Development Of Equipment For Narrow Vein Mining

Organization: The Australasian Institute of Mining and Metallurgy
Pages: 10
Publication Date: Jan 1, 1987
Conventional narrow vein mining, utilising hand held methods, is expensive and requires specialised miners who are becoming a rarity. Hand held mining techniques (shrinkage stoping, leading stoping and cut and fill) have the advantage that they can be selective. The methods allow continued sampling of the face, control of hanging wall conditions and are adaptable to changes in strike and dip. On the other hand, more productive longhole stoping methods can allow excessive dilution due to drill hole deviations and changes in orebody dip and can be subject to unexpected hanging wall or footwall failures.

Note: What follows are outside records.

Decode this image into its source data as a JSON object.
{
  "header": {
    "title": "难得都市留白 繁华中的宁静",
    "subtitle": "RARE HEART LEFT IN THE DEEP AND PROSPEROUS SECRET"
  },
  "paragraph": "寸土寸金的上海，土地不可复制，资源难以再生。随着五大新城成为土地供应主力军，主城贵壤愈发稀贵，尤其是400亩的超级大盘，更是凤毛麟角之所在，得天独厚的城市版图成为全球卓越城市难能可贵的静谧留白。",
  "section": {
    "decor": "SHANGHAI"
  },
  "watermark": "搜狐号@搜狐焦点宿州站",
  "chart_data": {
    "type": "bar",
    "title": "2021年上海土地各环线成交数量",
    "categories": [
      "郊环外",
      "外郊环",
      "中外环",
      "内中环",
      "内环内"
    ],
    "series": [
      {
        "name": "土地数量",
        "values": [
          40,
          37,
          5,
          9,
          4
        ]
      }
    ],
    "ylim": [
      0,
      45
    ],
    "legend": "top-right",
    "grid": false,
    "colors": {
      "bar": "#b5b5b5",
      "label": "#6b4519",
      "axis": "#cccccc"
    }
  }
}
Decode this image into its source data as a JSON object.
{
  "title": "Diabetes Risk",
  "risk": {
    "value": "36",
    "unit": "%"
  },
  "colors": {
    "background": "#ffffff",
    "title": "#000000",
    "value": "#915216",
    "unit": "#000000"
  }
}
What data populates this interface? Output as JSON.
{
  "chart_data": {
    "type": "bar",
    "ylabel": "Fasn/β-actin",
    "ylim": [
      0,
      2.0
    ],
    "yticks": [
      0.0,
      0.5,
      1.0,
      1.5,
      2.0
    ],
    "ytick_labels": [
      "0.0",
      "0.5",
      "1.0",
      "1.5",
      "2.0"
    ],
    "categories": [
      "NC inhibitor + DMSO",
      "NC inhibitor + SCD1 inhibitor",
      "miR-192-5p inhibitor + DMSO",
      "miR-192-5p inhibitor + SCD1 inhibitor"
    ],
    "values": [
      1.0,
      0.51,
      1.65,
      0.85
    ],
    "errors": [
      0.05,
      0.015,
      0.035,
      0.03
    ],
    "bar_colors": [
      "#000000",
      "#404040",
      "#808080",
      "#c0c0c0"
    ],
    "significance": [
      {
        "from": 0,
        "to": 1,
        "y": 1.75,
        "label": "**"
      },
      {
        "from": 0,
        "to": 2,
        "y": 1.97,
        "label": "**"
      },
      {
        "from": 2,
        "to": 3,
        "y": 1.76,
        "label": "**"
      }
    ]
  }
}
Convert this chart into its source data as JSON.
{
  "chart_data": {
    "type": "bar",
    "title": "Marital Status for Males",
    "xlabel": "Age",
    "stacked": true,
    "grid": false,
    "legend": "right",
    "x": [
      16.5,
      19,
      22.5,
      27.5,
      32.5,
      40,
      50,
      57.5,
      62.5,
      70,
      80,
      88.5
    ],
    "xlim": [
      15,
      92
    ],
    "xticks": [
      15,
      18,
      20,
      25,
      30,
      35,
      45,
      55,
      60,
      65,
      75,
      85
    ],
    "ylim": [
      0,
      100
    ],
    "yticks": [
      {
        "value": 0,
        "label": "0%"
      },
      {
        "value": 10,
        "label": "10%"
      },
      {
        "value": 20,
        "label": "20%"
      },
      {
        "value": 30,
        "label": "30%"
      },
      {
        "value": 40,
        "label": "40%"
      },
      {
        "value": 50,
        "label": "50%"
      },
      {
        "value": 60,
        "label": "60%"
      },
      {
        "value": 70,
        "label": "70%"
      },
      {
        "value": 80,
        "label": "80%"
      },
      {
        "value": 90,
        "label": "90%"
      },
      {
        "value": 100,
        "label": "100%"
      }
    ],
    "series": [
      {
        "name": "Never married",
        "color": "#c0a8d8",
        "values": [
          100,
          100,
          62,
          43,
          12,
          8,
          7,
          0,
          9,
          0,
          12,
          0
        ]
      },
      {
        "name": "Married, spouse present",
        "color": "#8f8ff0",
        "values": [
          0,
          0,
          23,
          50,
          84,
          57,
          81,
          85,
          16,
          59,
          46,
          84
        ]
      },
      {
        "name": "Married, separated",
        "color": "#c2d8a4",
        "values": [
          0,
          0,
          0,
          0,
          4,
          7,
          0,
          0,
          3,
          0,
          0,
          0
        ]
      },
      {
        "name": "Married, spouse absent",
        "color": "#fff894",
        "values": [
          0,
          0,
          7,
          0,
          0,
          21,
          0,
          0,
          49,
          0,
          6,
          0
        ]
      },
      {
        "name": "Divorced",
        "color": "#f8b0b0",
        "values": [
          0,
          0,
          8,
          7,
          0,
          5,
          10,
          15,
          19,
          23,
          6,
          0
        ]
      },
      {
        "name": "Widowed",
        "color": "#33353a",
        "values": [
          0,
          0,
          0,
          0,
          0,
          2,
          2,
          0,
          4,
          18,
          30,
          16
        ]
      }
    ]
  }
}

Development of small scale equipment (as narrow as 0.8m wide) used for drilling or bogging very smallaccess drives has been ongoing over the past decade. In this paper, types of equipment are examined and compared, particularly with respect to their produc- tivity, size, and working environment. The introduction of electric hydraulic equipment has provided a better working environment with reduced noise, exhaust fumes and heat. The concept of the "hydraulic cherry picker" may have application in mining steeply dipping orebodies. The system requires orebodies to be reasonably consistent in dip over 15 metre sub-level intervals. The system involves the basic concept and skills of machine and airleg mining, combined with the safety and productivity of a mechanized work platform. The platform or basket is stabilized between the hanging wall and foot- wall by hydraulic rams and is extended by a tilting hydraulic boom mounted to a small prime mover or trailer. Design concepts (including remote controlled charging of explosives, adaptation to the boom for rock cutting and the overall electric hydraulic mining concept) are put forward in the paper as a view as to how narrow vein mines will be mined in the future.